When I was about 8, I got into the Beatles in a big way, after staying at a house in Dromana that had a copy of Abbey Road on LP, and listening to it every day for a week. Of course they’d been broken up for 8 years then, but I started collecting all the albums on cassette, a little later spurred on by the events of December 8th, 1980.
By the mid-80s I had a turntable, and in 1987 I upgraded to the record of Sgt Pepper (bought 20 years to the day since the first release, I do believe) and the White Album (collectors’ edition in white vinyl).
When I got my first CD player in 1989, the first CD I got to play on it was Abbey Road. Subsequently I’ve collected the other official releases on CD (though I didn’t get all the Anthology series — there’s only so many alternate takes of She Loves You that one can take). Though they don’t often get an airing on the CD player, when they come up on random play on the iPod, I generally greet them like old friends.

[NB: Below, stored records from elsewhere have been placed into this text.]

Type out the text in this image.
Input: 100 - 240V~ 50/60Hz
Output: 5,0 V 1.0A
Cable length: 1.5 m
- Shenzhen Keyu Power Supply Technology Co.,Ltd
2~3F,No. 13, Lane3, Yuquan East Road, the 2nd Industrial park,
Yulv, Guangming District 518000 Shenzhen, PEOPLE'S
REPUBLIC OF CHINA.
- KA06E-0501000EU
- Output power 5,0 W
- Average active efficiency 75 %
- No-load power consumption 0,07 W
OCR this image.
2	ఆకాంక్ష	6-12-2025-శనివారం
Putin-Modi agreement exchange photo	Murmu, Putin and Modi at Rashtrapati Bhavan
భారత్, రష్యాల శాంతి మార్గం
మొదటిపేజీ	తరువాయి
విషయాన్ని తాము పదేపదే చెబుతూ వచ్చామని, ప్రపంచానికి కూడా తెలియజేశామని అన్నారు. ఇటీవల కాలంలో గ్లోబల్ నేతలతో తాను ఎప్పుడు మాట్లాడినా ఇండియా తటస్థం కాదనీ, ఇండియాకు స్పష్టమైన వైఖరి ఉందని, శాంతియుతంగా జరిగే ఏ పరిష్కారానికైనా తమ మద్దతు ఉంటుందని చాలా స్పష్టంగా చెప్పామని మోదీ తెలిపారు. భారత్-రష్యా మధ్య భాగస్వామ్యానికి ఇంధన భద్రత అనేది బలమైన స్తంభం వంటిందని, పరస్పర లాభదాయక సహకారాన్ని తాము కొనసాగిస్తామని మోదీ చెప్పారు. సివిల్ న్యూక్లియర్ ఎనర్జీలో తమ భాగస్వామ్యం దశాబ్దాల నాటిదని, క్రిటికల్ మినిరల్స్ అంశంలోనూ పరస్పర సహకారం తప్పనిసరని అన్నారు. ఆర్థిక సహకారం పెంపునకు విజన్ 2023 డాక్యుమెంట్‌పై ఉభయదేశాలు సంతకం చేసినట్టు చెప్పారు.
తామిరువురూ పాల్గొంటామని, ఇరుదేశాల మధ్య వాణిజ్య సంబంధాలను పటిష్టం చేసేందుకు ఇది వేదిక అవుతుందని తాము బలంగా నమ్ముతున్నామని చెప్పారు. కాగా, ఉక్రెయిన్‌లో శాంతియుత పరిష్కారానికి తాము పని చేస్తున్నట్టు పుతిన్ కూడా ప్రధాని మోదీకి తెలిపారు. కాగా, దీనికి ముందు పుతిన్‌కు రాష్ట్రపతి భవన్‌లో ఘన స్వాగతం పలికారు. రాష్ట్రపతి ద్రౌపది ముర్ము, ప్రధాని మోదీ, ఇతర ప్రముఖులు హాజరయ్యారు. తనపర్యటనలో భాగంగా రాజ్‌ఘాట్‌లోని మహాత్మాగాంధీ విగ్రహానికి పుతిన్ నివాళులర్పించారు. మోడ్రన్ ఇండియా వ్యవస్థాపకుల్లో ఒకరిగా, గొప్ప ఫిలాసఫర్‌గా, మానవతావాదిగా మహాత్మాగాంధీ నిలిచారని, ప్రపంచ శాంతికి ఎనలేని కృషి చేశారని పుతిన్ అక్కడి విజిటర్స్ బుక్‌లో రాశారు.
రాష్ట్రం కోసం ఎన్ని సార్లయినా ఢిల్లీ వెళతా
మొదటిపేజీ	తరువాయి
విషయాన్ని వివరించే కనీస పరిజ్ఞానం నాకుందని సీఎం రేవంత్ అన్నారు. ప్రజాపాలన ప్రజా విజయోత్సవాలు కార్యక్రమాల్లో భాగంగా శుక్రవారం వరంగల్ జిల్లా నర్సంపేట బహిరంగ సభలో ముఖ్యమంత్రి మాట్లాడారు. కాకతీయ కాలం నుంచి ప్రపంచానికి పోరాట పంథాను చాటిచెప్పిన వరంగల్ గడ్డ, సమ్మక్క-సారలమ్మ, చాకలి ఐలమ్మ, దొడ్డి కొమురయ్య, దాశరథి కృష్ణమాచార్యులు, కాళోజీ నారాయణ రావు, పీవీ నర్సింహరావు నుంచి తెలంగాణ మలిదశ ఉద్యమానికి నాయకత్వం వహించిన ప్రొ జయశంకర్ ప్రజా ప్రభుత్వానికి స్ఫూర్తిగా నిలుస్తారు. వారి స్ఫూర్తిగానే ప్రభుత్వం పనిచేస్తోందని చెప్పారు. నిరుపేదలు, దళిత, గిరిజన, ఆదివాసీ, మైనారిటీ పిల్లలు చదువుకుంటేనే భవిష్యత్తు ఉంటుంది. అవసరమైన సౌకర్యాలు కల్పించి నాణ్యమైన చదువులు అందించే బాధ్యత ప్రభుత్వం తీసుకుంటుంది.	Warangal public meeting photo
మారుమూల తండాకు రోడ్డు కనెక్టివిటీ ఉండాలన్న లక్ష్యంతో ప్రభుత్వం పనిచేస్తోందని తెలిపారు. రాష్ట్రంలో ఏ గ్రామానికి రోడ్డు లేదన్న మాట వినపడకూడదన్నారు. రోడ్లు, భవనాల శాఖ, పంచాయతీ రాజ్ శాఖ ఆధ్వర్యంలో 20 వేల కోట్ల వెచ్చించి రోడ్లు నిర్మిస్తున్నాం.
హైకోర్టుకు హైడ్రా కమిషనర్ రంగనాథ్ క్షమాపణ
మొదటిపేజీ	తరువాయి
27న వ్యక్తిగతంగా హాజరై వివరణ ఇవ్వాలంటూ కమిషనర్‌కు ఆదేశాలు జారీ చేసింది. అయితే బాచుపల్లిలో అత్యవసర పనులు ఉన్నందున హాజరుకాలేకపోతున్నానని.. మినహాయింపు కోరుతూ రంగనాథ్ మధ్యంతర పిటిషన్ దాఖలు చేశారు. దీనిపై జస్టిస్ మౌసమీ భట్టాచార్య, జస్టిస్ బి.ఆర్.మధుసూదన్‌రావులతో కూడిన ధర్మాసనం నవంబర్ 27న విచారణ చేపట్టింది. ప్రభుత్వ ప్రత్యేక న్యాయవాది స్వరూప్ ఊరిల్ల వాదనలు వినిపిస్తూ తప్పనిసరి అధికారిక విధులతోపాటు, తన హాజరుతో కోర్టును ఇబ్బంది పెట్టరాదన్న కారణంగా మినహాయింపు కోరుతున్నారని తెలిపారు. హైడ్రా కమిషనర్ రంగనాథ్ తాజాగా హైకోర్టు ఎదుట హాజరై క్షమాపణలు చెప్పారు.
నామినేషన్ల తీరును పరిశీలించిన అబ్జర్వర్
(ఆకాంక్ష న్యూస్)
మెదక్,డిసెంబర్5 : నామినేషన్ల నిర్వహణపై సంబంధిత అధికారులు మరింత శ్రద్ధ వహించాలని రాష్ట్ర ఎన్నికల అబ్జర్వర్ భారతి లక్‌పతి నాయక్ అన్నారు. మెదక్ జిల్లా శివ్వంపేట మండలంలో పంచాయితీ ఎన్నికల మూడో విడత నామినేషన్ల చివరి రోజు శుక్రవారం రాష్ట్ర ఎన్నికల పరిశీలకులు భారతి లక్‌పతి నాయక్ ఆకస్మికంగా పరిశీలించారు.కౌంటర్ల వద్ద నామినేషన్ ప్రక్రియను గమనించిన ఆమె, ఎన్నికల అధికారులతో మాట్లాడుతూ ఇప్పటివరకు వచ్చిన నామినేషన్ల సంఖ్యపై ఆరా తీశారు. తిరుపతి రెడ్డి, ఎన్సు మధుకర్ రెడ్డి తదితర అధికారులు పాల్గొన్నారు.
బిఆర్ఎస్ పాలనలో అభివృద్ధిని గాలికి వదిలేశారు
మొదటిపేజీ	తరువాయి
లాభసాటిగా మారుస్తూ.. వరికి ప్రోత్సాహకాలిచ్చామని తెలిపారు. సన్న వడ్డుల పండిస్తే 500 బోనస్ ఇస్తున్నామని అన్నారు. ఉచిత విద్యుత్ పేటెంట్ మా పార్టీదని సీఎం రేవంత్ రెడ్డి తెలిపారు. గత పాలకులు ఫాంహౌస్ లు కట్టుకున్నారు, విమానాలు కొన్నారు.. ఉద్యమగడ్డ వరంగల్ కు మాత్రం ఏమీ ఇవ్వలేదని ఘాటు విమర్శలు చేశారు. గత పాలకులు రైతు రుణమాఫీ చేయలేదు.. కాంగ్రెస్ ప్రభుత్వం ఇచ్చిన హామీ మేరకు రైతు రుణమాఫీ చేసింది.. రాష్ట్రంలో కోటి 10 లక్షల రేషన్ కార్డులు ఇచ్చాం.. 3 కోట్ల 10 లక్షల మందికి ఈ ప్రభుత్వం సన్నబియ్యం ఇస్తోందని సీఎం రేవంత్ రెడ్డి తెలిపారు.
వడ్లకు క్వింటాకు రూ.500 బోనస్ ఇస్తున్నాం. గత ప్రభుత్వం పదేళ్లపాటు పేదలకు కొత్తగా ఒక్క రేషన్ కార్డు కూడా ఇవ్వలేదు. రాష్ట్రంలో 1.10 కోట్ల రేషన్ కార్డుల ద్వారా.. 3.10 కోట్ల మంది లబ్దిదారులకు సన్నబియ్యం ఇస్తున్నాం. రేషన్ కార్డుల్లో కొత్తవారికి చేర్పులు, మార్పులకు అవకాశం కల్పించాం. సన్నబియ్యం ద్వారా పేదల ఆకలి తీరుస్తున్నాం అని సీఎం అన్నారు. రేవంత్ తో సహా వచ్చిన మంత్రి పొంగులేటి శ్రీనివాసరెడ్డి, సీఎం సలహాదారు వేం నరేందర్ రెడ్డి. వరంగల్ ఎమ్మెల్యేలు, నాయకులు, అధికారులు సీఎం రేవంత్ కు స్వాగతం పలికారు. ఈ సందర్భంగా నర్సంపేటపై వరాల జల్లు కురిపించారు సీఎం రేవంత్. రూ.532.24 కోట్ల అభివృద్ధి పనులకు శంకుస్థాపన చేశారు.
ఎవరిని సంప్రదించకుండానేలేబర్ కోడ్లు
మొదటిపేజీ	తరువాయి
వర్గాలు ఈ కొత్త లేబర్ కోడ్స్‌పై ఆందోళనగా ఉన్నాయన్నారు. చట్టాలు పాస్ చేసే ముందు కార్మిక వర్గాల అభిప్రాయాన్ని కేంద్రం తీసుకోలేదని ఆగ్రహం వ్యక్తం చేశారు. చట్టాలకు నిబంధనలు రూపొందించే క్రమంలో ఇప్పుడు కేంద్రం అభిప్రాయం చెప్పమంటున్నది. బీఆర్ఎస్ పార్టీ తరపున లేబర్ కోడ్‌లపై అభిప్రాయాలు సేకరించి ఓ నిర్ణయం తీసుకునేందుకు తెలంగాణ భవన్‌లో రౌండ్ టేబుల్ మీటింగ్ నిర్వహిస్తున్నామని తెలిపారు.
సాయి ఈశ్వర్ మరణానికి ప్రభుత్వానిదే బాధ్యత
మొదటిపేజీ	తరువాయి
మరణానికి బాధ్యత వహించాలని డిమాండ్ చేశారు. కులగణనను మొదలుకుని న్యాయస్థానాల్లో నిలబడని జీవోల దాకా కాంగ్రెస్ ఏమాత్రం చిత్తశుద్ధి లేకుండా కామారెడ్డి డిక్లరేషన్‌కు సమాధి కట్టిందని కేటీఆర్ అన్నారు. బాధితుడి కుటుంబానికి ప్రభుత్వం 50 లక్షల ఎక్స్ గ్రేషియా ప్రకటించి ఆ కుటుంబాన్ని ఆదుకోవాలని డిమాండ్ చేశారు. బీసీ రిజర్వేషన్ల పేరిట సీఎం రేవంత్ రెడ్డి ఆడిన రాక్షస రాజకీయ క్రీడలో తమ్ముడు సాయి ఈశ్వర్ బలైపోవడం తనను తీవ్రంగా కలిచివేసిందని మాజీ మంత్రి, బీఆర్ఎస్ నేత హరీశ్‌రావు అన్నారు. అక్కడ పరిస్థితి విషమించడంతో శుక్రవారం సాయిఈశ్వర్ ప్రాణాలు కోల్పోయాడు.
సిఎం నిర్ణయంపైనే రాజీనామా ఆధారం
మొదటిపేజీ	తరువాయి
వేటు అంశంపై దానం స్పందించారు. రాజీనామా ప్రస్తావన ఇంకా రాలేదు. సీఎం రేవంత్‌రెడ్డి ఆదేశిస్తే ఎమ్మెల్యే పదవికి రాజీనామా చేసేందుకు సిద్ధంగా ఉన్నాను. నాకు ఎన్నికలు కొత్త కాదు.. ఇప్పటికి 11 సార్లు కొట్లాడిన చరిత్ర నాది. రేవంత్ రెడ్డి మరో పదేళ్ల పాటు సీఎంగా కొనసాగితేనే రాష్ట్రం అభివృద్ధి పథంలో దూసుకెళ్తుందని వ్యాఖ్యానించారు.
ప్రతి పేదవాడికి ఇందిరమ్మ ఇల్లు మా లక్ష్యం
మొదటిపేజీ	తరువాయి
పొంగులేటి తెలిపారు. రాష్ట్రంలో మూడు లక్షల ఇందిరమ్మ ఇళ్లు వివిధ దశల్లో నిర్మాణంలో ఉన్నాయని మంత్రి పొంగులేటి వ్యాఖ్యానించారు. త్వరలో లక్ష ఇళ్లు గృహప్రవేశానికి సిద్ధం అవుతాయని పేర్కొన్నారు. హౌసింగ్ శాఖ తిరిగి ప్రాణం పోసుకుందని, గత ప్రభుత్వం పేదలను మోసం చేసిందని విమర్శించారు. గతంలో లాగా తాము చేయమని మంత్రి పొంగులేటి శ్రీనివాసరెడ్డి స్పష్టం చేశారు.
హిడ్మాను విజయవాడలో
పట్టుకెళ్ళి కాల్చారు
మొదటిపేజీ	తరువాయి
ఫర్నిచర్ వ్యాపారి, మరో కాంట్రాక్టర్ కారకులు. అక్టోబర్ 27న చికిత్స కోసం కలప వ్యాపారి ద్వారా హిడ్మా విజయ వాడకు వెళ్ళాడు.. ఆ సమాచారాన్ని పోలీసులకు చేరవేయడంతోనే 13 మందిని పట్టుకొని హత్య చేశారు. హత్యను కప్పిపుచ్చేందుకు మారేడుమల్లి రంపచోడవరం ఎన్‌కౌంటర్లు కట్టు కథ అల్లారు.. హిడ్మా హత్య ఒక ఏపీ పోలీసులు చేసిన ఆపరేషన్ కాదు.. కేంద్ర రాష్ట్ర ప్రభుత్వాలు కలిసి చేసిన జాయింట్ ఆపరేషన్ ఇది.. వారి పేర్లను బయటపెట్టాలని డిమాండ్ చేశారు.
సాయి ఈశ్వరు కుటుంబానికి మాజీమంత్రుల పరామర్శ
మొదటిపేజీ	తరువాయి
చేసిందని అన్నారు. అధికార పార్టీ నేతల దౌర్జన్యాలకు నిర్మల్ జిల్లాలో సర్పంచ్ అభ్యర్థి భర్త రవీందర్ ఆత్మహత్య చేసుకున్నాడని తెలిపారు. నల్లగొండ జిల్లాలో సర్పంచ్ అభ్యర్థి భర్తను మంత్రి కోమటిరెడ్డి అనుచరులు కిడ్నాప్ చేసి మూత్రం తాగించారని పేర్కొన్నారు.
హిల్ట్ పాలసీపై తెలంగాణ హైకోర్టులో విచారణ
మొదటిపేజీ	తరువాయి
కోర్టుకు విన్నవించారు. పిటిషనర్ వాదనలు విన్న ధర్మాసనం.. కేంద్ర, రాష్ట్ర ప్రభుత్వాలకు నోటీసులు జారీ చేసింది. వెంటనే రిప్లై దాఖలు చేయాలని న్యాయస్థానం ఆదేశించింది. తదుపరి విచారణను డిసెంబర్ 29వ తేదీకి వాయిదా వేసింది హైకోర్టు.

Though two of the Beatles have left this Earth, their music lives on.
On the train yesterday morning, two earnest young men of about 19 or 20 were discussing music. One was enthusiastically telling the other about the recent Let It Be “Naked” release, how in particular the version of “I’ve Got A Feeling” crapped all over Phil Spector’s original mix.
I was born a little after the Beatles split up. These guys would have been born about 15 years later.
What’s the bet that in 1000 years, as people are queuing for the teleport, they’re still debating the merits of Phil Spector’s production on Let It Be?
It would seem that some great music is timeless.